EKBIS.CO, JAKARTA -- Komisi VI Dewan Perwakilan Rakyat (DPR) akan memanggil Menteri Keuangan (Menkeu) Sri Mulyani terkait diterbitkannya peraturan pemerintah (PP) No 72 tahun 2016. Dalam PP ini, pemerintah bisa memberikan penyertaan modal negara (PMN) secara langsung, tanpa mengikutsertakan DPR dalam pengambilan keputusan.
Anggota Komisi VI Ario Bimo mengatakan, pihaknya akan segera memanggil Sri Mulyani untuk menjelaskan lebih detail mengenai PP 72 2016. DPR ingin mendengarkan apakah PP ini tidak melanggar hal-hal yang menyangkut dengan undang-undang (UU). Baik UU Perbendaharaan Negara, UU BUMN, dan UU Keuangan Negara.

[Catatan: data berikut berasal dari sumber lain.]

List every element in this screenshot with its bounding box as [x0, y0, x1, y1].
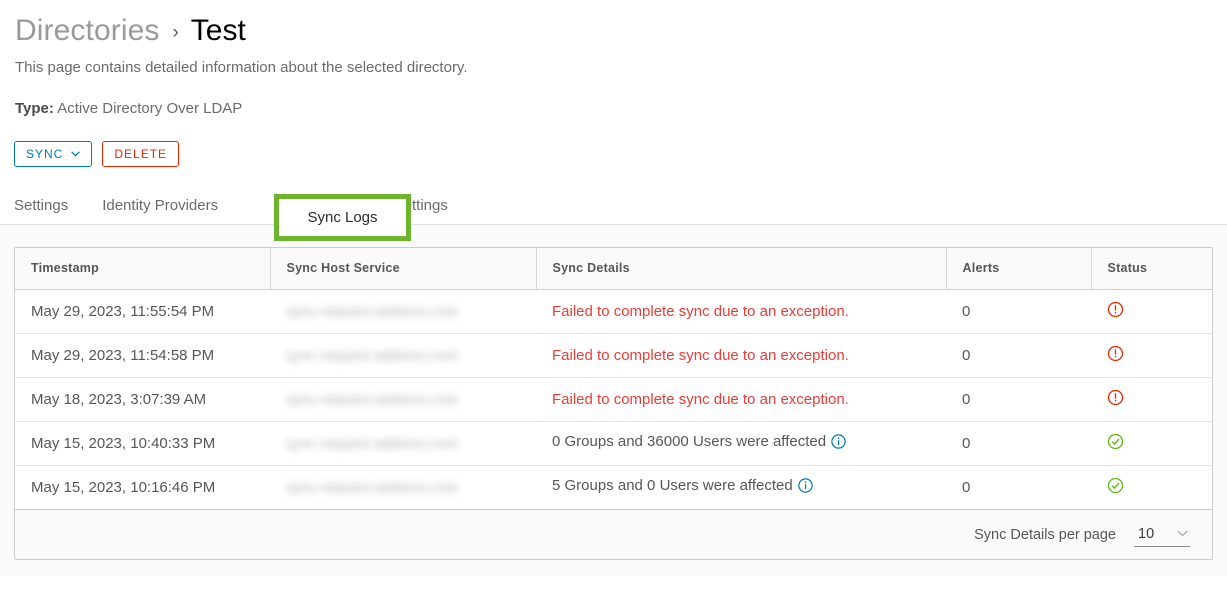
breadcrumb: Directories › Test: [0, 0, 1227, 47]
table-header: Timestamp Sync Host Service Sync Details…: [15, 248, 1212, 290]
cell-timestamp: May 15, 2023, 10:40:33 PM: [15, 421, 270, 466]
chevron-down-icon: [71, 146, 81, 160]
cell-status: [1091, 465, 1212, 509]
cell-sync-details: 5 Groups and 0 Users were affected: [536, 465, 946, 509]
info-icon[interactable]: [831, 434, 846, 453]
sync-logs-table-container: Timestamp Sync Host Service Sync Details…: [14, 247, 1213, 560]
table-row[interactable]: May 15, 2023, 10:16:46 PM sync-request-ad…: [15, 465, 1212, 509]
chevron-right-icon: ›: [172, 22, 179, 43]
redacted-host-value: sync-request-address.com: [286, 302, 459, 319]
sync-details-text: 0 Groups and 36000 Users were affected: [552, 433, 827, 450]
status-error-icon: [1107, 389, 1124, 410]
table-header-row: Timestamp Sync Host Service Sync Details…: [15, 248, 1212, 290]
action-button-group: SYNC DELETE: [0, 118, 1227, 167]
column-header-alerts[interactable]: Alerts: [945, 248, 1091, 290]
sync-details-text: 5 Groups and 0 Users were affected: [552, 477, 793, 495]
cell-sync-host-service: sync-request-address.com: [270, 289, 536, 334]
cell-sync-host-service: sync-request-address.com: [270, 333, 536, 378]
directory-type-value: Active Directory Over LDAP: [57, 100, 243, 117]
column-header-sync-details[interactable]: Sync Details: [535, 248, 946, 290]
redacted-host-value: sync-request-address.com: [286, 434, 459, 451]
redacted-host-value: sync-request-address.com: [286, 478, 459, 495]
cell-sync-host-service: sync-request-address.com: [270, 377, 536, 422]
cell-alerts: 0: [946, 377, 1091, 422]
redacted-host-value: sync-request-address.com: [286, 346, 459, 363]
delete-button[interactable]: DELETE: [102, 141, 180, 167]
table-row[interactable]: May 29, 2023, 11:54:58 PM sync-request-ad…: [15, 333, 1212, 378]
tab-bar: Settings Identity Providers Sync Logs Sy…: [0, 183, 1227, 225]
cell-alerts: 0: [946, 333, 1091, 378]
cell-status: [1091, 421, 1212, 466]
per-page-select[interactable]: 10: [1134, 522, 1190, 547]
column-header-status[interactable]: Status: [1090, 248, 1212, 290]
sync-details-text: Failed to complete sync due to an except…: [552, 390, 849, 408]
table-row[interactable]: May 15, 2023, 10:40:33 PM sync-request-ad…: [15, 421, 1212, 466]
cell-alerts: 0: [946, 289, 1091, 334]
chevron-down-icon: [1177, 529, 1188, 540]
column-header-sync-host-service[interactable]: Sync Host Service: [269, 248, 536, 290]
redacted-host-value: sync-request-address.com: [286, 390, 459, 407]
sync-logs-table: Timestamp Sync Host Service Sync Details…: [15, 248, 1212, 509]
cell-sync-details: Failed to complete sync due to an except…: [536, 333, 946, 378]
table-footer: Sync Details per page 10: [15, 509, 1212, 559]
cell-sync-host-service: sync-request-address.com: [270, 465, 536, 509]
cell-sync-details: Failed to complete sync due to an except…: [536, 377, 946, 422]
sync-details-text: Failed to complete sync due to an except…: [552, 302, 849, 320]
tab-identity-providers[interactable]: Identity Providers: [102, 197, 218, 224]
status-success-icon: [1107, 477, 1124, 498]
status-success-icon: [1107, 433, 1124, 454]
page-description: This page contains detailed information …: [15, 59, 468, 76]
cell-alerts: 0: [946, 421, 1091, 466]
tab-settings[interactable]: Settings: [14, 197, 68, 224]
page-title: Test: [190, 14, 246, 47]
sync-details-text: Failed to complete sync due to an except…: [552, 346, 849, 364]
cell-sync-details: 0 Groups and 36000 Users were affected: [536, 421, 946, 466]
cell-sync-details: Failed to complete sync due to an except…: [536, 289, 946, 334]
directory-detail-page: Directories › Test This page contains de…: [0, 0, 1227, 592]
cell-timestamp: May 29, 2023, 11:54:58 PM: [15, 333, 270, 378]
cell-timestamp: May 15, 2023, 10:16:46 PM: [31, 478, 216, 496]
sync-button[interactable]: SYNC: [14, 141, 93, 167]
per-page-label: Sync Details per page: [974, 526, 1116, 543]
cell-sync-host-service: sync-request-address.com: [270, 421, 536, 466]
column-header-timestamp[interactable]: Timestamp: [15, 248, 270, 290]
sync-button-label: SYNC: [26, 147, 64, 161]
breadcrumb-directories-link[interactable]: Directories: [15, 14, 159, 48]
table-row[interactable]: May 18, 2023, 3:07:39 AM sync-request-add…: [15, 377, 1212, 422]
delete-button-label: DELETE: [114, 147, 168, 161]
table-row[interactable]: May 29, 2023, 11:55:54 PM sync-request-ad…: [15, 289, 1212, 334]
status-error-icon: [1107, 345, 1124, 366]
cell-timestamp: May 29, 2023, 11:55:54 PM: [15, 289, 270, 334]
per-page-value: 10: [1138, 526, 1155, 542]
tab-content-sync-logs: Timestamp Sync Host Service Sync Details…: [0, 225, 1227, 576]
cell-status: [1091, 289, 1212, 334]
status-error-icon: [1107, 301, 1124, 322]
table-body: May 29, 2023, 11:55:54 PM sync-request-ad…: [15, 289, 1212, 509]
cell-timestamp: May 18, 2023, 3:07:39 AM: [15, 377, 270, 422]
directory-type-label: Type:: [15, 100, 54, 117]
cell-status: [1091, 333, 1212, 378]
cell-alerts: 0: [962, 478, 971, 496]
cell-status: [1091, 377, 1212, 422]
tab-sync-logs[interactable]: Sync Logs: [274, 194, 411, 241]
info-icon[interactable]: [798, 478, 813, 497]
directory-type-line: Type: Active Directory Over LDAP: [0, 77, 1227, 118]
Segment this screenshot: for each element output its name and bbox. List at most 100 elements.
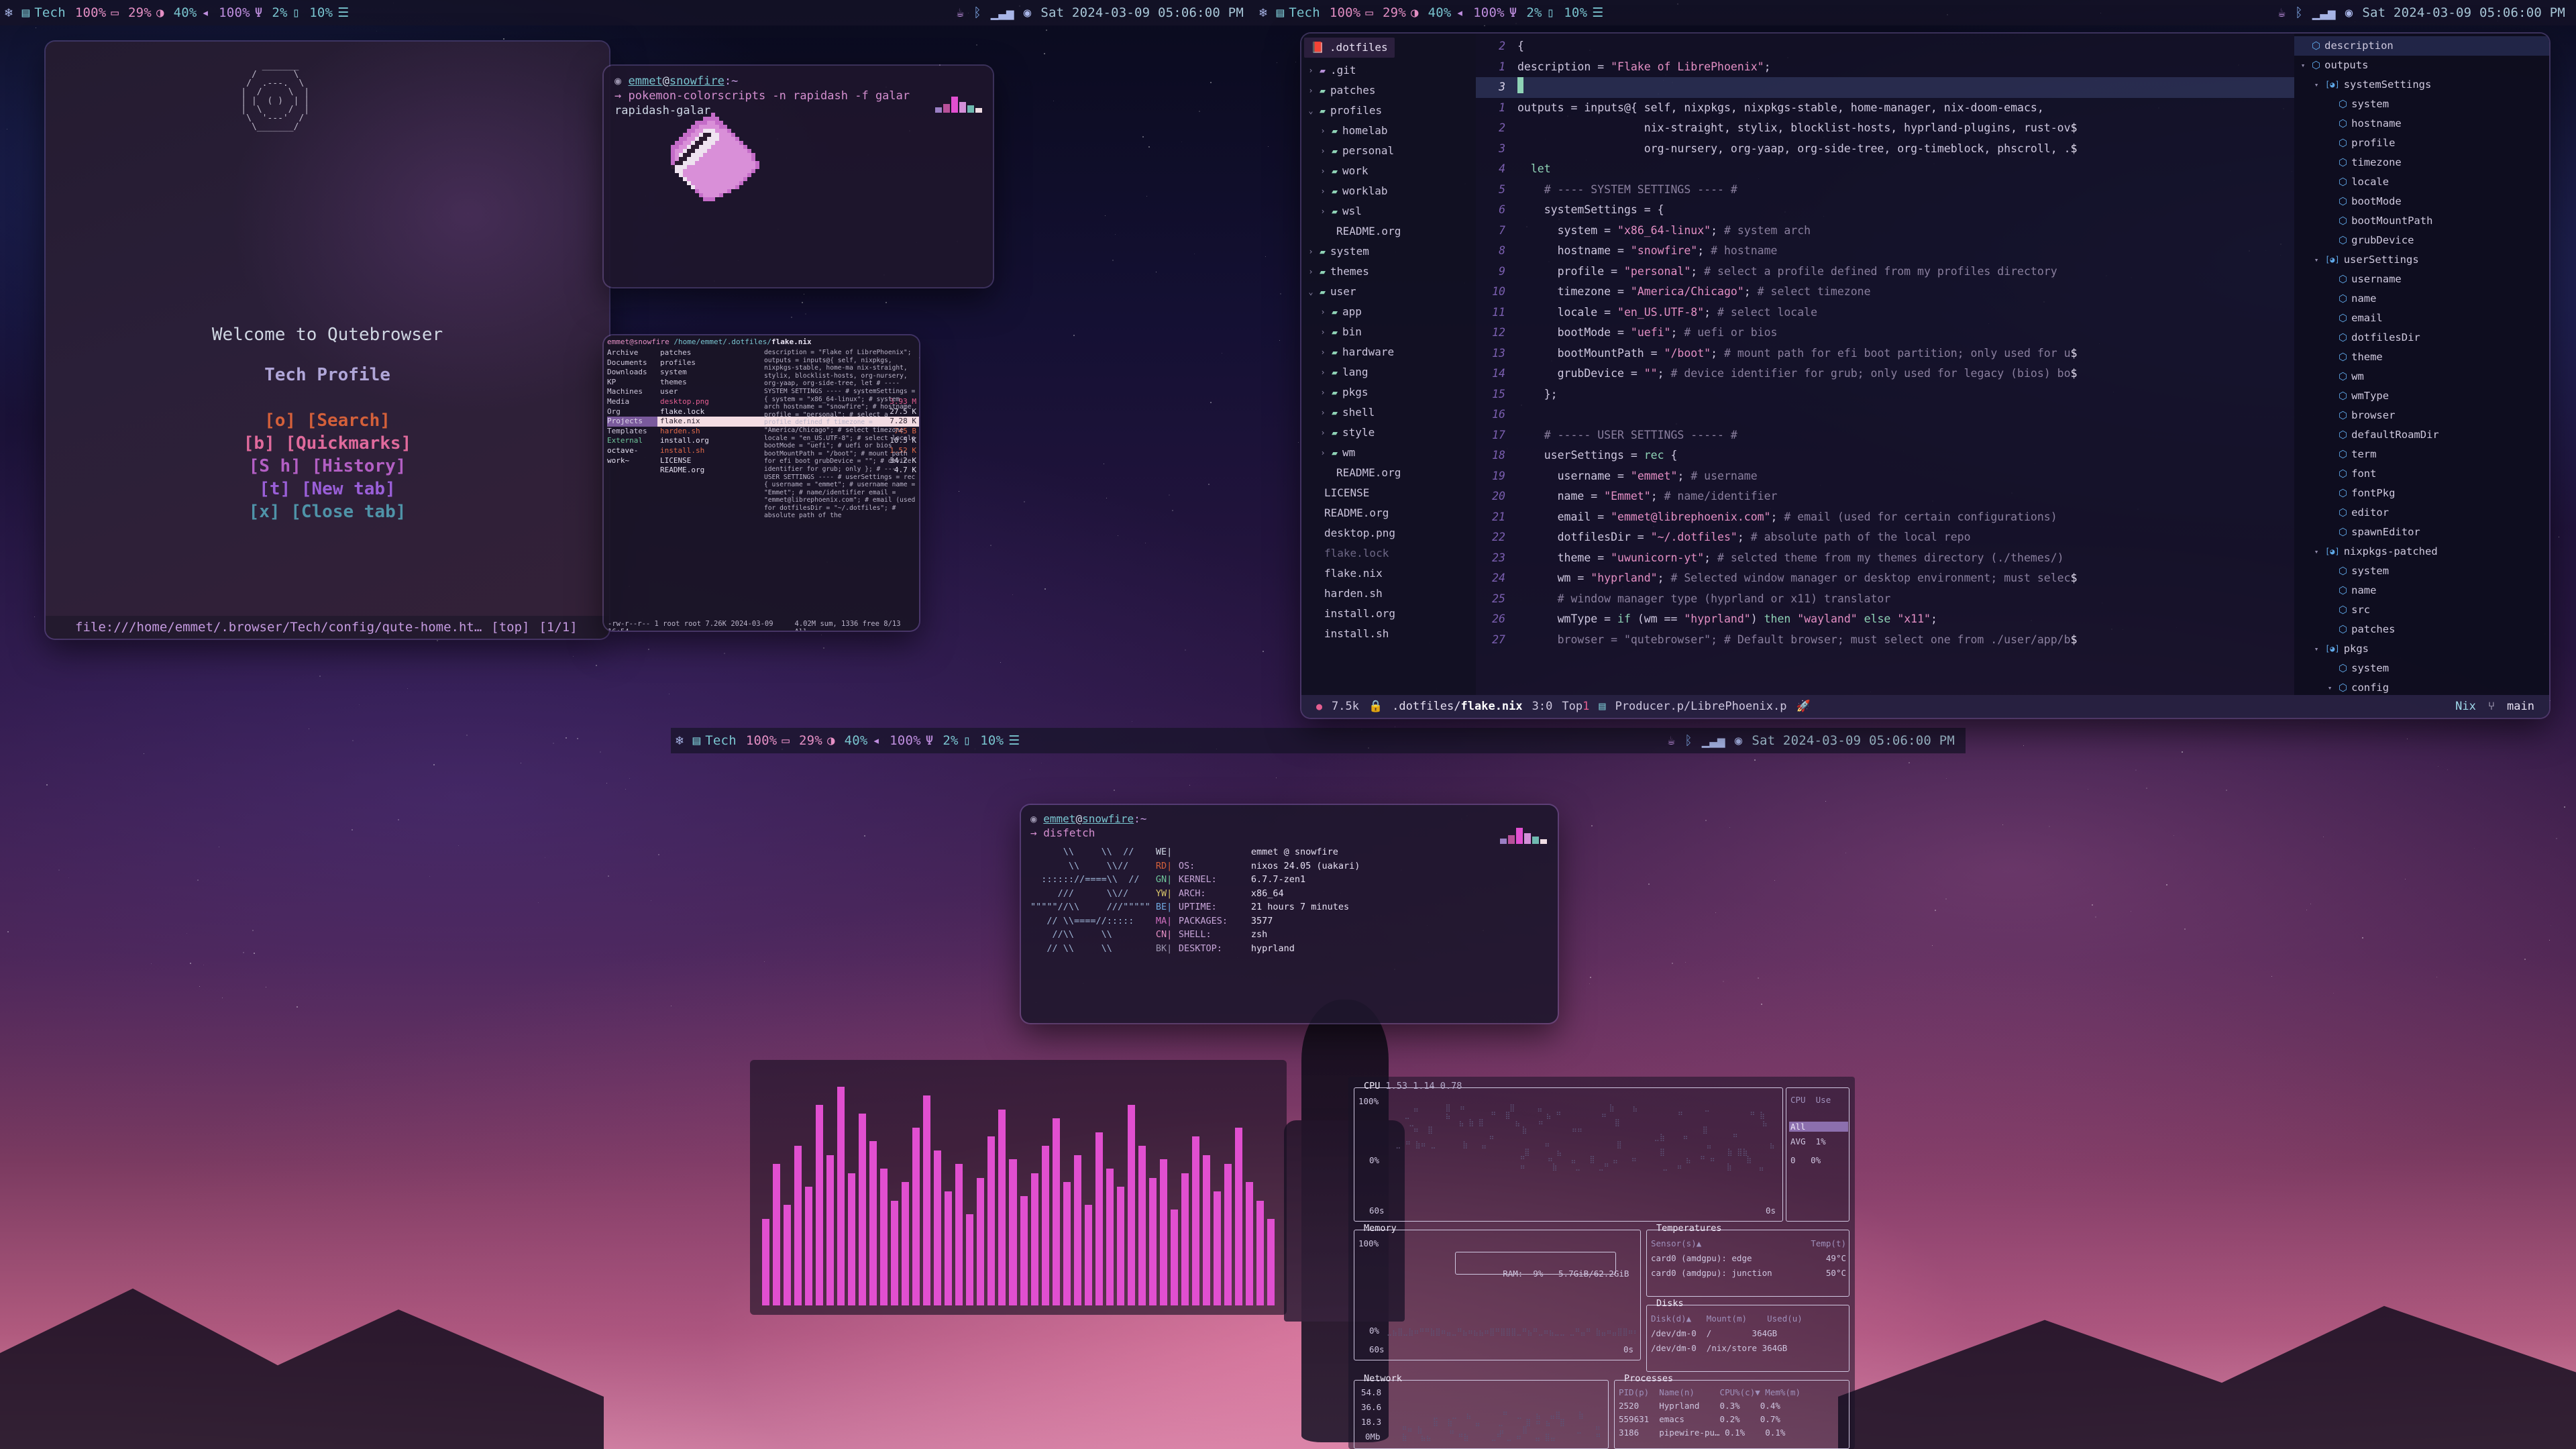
list-item[interactable]: External bbox=[607, 436, 657, 446]
code-line[interactable]: 9 profile = "personal"; # select a profi… bbox=[1476, 262, 2294, 282]
disfetch-terminal-window[interactable]: ◉ emmet@snowfire:~ → disfetch \\ \\ // \… bbox=[1021, 805, 1558, 1023]
outline-node-outputs[interactable]: ▾ ⬡ outputs bbox=[2294, 56, 2549, 75]
ranger-parent-column[interactable]: Archive Documents Downloads KP Machines Media… bbox=[604, 348, 657, 476]
treemacs-root[interactable]: 📕 .dotfiles bbox=[1304, 38, 1395, 58]
disc-icon-2[interactable]: ◉ bbox=[2345, 7, 2353, 19]
outline-node-wmtype[interactable]: ⬡ wmType bbox=[2294, 386, 2549, 406]
code-line[interactable]: 16 bbox=[1476, 405, 2294, 425]
network-signal-icon[interactable]: ▁▃▅ bbox=[991, 7, 1014, 19]
list-item[interactable]: KP bbox=[607, 378, 657, 388]
emacs-window[interactable]: 📕 .dotfiles › ▰ .git › ▰ patches ⌄ ▰ profiles › ▰ h… bbox=[1301, 34, 2549, 718]
list-item[interactable]: Media bbox=[607, 397, 657, 407]
treemacs-node-license[interactable]: LICENSE bbox=[1301, 483, 1476, 503]
list-item[interactable]: Downloads bbox=[607, 368, 657, 378]
btop-system-monitor[interactable]: CPU 1.53 1.14 0.78 100% 0% ⣤ ⣿ ⠶ ⣿ ⣤ ⣷ ⣦… bbox=[1348, 1077, 1855, 1449]
network-signal-icon-2[interactable]: ▁▃▅ bbox=[2312, 7, 2336, 19]
bar-module-nix[interactable]: ❄ bbox=[0, 7, 17, 19]
bar-module-volume[interactable]: 100% Ψ bbox=[214, 5, 267, 20]
code-line[interactable]: 1 outputs = inputs@{ self, nixpkgs, nixpk… bbox=[1476, 98, 2294, 119]
treemacs-node-wm[interactable]: › ▰ wm bbox=[1301, 443, 1476, 463]
outline-node-bootmountpath[interactable]: ⬡ bootMountPath bbox=[2294, 211, 2549, 231]
treemacs-node-homelab[interactable]: › ▰ homelab bbox=[1301, 121, 1476, 141]
code-line[interactable]: 10 timezone = "America/Chicago"; # selec… bbox=[1476, 282, 2294, 303]
bar2-module-battery[interactable]: 100% ▭ bbox=[1325, 5, 1378, 20]
treemacs-node-flake-lock[interactable]: flake.lock bbox=[1301, 543, 1476, 564]
outline-node-systemsettings[interactable]: ▾ [◕] systemSettings bbox=[2294, 75, 2549, 95]
ranger-file-manager[interactable]: emmet@snowfire /home/emmet/.dotfiles/fla… bbox=[604, 335, 919, 631]
code-line[interactable]: 4 let bbox=[1476, 159, 2294, 180]
treemacs-node-patches[interactable]: › ▰ patches bbox=[1301, 80, 1476, 101]
treemacs-node-desktop-png[interactable]: desktop.png bbox=[1301, 523, 1476, 543]
code-line[interactable]: 2{ bbox=[1476, 36, 2294, 57]
outline-node-config[interactable]: ▾ ⬡ config bbox=[2294, 678, 2549, 695]
treemacs-node-readme-org[interactable]: README.org bbox=[1301, 463, 1476, 483]
treemacs-node-profiles[interactable]: ⌄ ▰ profiles bbox=[1301, 101, 1476, 121]
treemacs-node-personal[interactable]: › ▰ personal bbox=[1301, 141, 1476, 161]
code-line[interactable]: 11 locale = "en_US.UTF-8"; # select loca… bbox=[1476, 303, 2294, 323]
list-item[interactable]: octave-work~ bbox=[607, 446, 657, 466]
table-row[interactable]: 559631 emacs 0.2% 0.7% bbox=[1619, 1414, 1780, 1424]
bluetooth-icon-2[interactable]: ᛒ bbox=[2295, 7, 2303, 19]
outline-node-email[interactable]: ⬡ email bbox=[2294, 309, 2549, 328]
code-line[interactable]: 23 theme = "uwunicorn-yt"; # selcted the… bbox=[1476, 548, 2294, 569]
outline-node-description[interactable]: ⬡ description bbox=[2294, 36, 2549, 56]
pokemon-terminal-window[interactable]: ◉ emmet@snowfire:~ → pokemon-colorscript… bbox=[604, 66, 993, 287]
outline-node-editor[interactable]: ⬡ editor bbox=[2294, 503, 2549, 523]
qutebrowser-window[interactable]: _______ / \ / .---. \ | / \ | | | ( ) | … bbox=[46, 42, 609, 639]
list-item[interactable]: Projects bbox=[607, 417, 657, 427]
treemacs-node-user[interactable]: ⌄ ▰ user bbox=[1301, 282, 1476, 302]
code-line[interactable]: 12 bootMode = "uefi"; # uefi or bios bbox=[1476, 323, 2294, 343]
outline-node-fontpkg[interactable]: ⬡ fontPkg bbox=[2294, 484, 2549, 503]
treemacs-node-work[interactable]: › ▰ work bbox=[1301, 161, 1476, 181]
bluetooth-icon[interactable]: ᛒ bbox=[973, 7, 981, 19]
bar2-module-volume[interactable]: 100% Ψ bbox=[1468, 5, 1521, 20]
disc-icon-3[interactable]: ◉ bbox=[1735, 735, 1743, 747]
treemacs-node-install-sh[interactable]: install.sh bbox=[1301, 624, 1476, 644]
outline-node-hostname[interactable]: ⬡ hostname bbox=[2294, 114, 2549, 133]
disk-headers[interactable]: Disk(d)▲ Mount(m) Used(u) bbox=[1651, 1313, 1803, 1324]
code-line[interactable]: 7 system = "x86_64-linux"; # system arch bbox=[1476, 221, 2294, 241]
code-line[interactable]: 1 description = "Flake of LibrePhoenix"; bbox=[1476, 57, 2294, 78]
code-line[interactable]: 22 dotfilesDir = "~/.dotfiles"; # absolu… bbox=[1476, 527, 2294, 548]
code-line[interactable]: 3 bbox=[1476, 77, 2294, 98]
coffee-off-icon-2[interactable]: ☕ bbox=[2278, 7, 2286, 19]
outline-node-locale[interactable]: ⬡ locale bbox=[2294, 172, 2549, 192]
code-line[interactable]: 13 bootMountPath = "/boot"; # mount path… bbox=[1476, 343, 2294, 364]
table-row[interactable]: 3186 pipewire-pu… 0.1% 0.1% bbox=[1619, 1428, 1785, 1438]
outline-node-grubdevice[interactable]: ⬡ grubDevice bbox=[2294, 231, 2549, 250]
bar3-module-nix[interactable]: ❄ bbox=[671, 735, 688, 747]
bar-module-workspace[interactable]: ▤ Tech bbox=[17, 5, 70, 20]
treemacs-node-style[interactable]: › ▰ style bbox=[1301, 423, 1476, 443]
list-item[interactable]: Templates bbox=[607, 427, 657, 437]
outline-node-spawneditor[interactable]: ⬡ spawnEditor bbox=[2294, 523, 2549, 542]
outline-node-dotfilesdir[interactable]: ⬡ dotfilesDir bbox=[2294, 328, 2549, 347]
code-line[interactable]: 15 }; bbox=[1476, 384, 2294, 405]
bar2-module-mic[interactable]: 2% ▯ bbox=[1521, 5, 1559, 20]
cpu-core-all[interactable]: All bbox=[1789, 1122, 1848, 1132]
treemacs-node-app[interactable]: › ▰ app bbox=[1301, 302, 1476, 322]
code-line[interactable]: 6 systemSettings = { bbox=[1476, 200, 2294, 221]
treemacs-node-install-org[interactable]: install.org bbox=[1301, 604, 1476, 624]
outline-node-browser[interactable]: ⬡ browser bbox=[2294, 406, 2549, 425]
treemacs-node-pkgs[interactable]: › ▰ pkgs bbox=[1301, 382, 1476, 402]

"Itu yang akan kita kerjakan dalam rapat kerja besok. Besok kita panggil (Sri Mulyani)," katanya." kata Ario ditemui di Komplek Istana Negara, Rabu (18/1).
Menurut Ario, Komisi VI akan meminta penjelasakan dulu sejauh mana cara pandang pemerintah dalam mengeluarkan PP 72 kaitannya dengan UU keuangan negeara yang menyangkut pelepasan aset dengan persetujuan Presiden dan DPR. Argumen atas dikeluarkannya PP ini yang akan dijadikan pembahasan awal. Sebab, hal yang bersifat pelepasan aset itu seharusnya bisa diketahui bukan hanya pemerintah, tapi juga oleh DPR.
Sebelumnya, Mantan Sekertaris Kementerian BUMN Said Didu mengatakan, PP 72 tahun 2016 menandakan pemerintah seolah ingin mengindari DPR dalam urusan pemindahan aset BUMN. Said menilai pemindahan aset BUMN ke perusahaan BUMN lain memang tidak perlu melalui persetujuan DPR. Namun, sebaliknya, pemindahan aset BUMN ke Perseroan Terbatas atau pihak swasta perlu diawasi ketat, terutama oleh DPR.
PP 72 tahun 2016 telah diterbitkan dan berlaku sejak 30 Desember 2016, lalu. PP ini adalah hasil revisi terhadap PP nomor 44 tahun 2005 tentang tata cara penyertaan dan penatausahaan modal negara pada BUMN dan Perseroan Terbatas (perusahaan swasta).
Dalam PP 72 2016 itu disebutkan, pemindahan aset negara pada BUMN, baik itu ke BUMN ataupun ke perusahaan swasta dilakukan tanpa melalui mekanisme pembahasan Anggaran Pendapatan dan Belanja Negara (APBN). Artinya, pemindahan tersebut dilakukan tanpa disetujui oleh DPR RI.